Into that life have we been brought, and we have it now. This does not in any way clash with that which we find frequently in Paul's writings — "The end everlasting life" (Rom. 6:22) — that life as a future thing. You might walk into a greenhouse in this country and see a cactus growing in a pot. It looks like a spiny cucumber standing up on its end. If you ever visit the West Indies you will see the same sort of cactus in its tropical fulness, twenty feet high, and not stunted by a chilly clime. The essential life of both is the same. We have the life now, though its fulness belongs to the age that is to come.
That which hinders the development of that life now may be summed up in the one word, idols.
Hence the last verse of the epistle. The word, "little" should not be there. The whole family of God is addressed and not babes merely. The closing exhortation is "Keep yourselves from idols." What is an idol? We may define it by saying, an idol is anything which usurps in the heart and mind that supreme place that belongs to God alone. That which takes such commanding possession of our thoughts becomes an idol.

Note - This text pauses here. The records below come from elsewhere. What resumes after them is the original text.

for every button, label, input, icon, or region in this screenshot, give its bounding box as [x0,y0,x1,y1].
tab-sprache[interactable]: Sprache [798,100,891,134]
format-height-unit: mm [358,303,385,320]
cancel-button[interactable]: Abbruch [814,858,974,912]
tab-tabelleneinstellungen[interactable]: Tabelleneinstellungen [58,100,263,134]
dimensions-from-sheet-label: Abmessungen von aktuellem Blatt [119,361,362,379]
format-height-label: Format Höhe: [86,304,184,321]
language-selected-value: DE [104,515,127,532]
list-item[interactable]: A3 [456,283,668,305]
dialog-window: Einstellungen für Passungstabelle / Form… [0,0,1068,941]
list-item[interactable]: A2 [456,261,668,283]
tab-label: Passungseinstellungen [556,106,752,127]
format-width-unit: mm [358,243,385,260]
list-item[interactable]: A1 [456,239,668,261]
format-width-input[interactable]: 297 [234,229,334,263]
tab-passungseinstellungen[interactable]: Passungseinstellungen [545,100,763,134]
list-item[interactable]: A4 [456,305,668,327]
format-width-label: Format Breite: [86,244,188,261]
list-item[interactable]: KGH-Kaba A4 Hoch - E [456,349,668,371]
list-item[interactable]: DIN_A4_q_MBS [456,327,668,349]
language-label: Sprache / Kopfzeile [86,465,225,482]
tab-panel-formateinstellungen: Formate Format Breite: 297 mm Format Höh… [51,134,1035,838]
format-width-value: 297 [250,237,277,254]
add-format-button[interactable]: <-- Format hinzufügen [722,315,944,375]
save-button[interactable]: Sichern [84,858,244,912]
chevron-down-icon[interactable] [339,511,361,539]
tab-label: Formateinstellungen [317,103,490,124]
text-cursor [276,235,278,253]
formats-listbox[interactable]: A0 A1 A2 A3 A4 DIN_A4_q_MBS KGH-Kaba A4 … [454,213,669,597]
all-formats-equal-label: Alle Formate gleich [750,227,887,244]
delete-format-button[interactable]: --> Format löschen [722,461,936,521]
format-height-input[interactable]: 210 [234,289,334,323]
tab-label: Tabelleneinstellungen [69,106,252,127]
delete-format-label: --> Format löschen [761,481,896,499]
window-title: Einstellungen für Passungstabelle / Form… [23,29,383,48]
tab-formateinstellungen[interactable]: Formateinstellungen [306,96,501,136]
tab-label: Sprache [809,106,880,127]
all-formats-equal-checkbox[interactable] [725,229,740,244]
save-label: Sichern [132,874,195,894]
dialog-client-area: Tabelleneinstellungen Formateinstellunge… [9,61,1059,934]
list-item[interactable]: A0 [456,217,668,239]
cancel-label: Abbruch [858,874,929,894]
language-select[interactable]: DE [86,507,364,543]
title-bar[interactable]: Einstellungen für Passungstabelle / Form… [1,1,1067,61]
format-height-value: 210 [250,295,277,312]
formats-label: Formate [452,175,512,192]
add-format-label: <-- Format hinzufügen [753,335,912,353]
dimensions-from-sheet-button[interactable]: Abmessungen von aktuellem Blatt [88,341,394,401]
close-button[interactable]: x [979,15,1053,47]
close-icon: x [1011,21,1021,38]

In these words the Holy Spirit has uncovered for us the root of much failure and weakness amongst the children of God. The idolized thing becomes like a film over the eye, dimming its vision of the brighter things above. Here I feel very sympathetic with my younger brothers and sisters, for I am now sufficiently old to look back to youthful days when there were not nearly the number of clever things invented, calculated to fascinate and fill the mind to the exclusion of far better things. In my young days there were no motor-cars, no aeroplanes, no radio, no television, no cinemas, enticing you to spend time on them rather than on the service of the Lord and things of eternal value.
So our closing word must be one of warning. You may hear great and wonderful things in meetings, and even yield them a ready assent in your mind, but if you are decoyed away to spend most of your time in the pursuit of other things that bear the idol character, your Christianity will be but a poor anaemic thing.
So let me repeat once more John's closing admonition, "Children, keep yourselves from idols." And may we all have grace to respond with "Amen," and really mean it.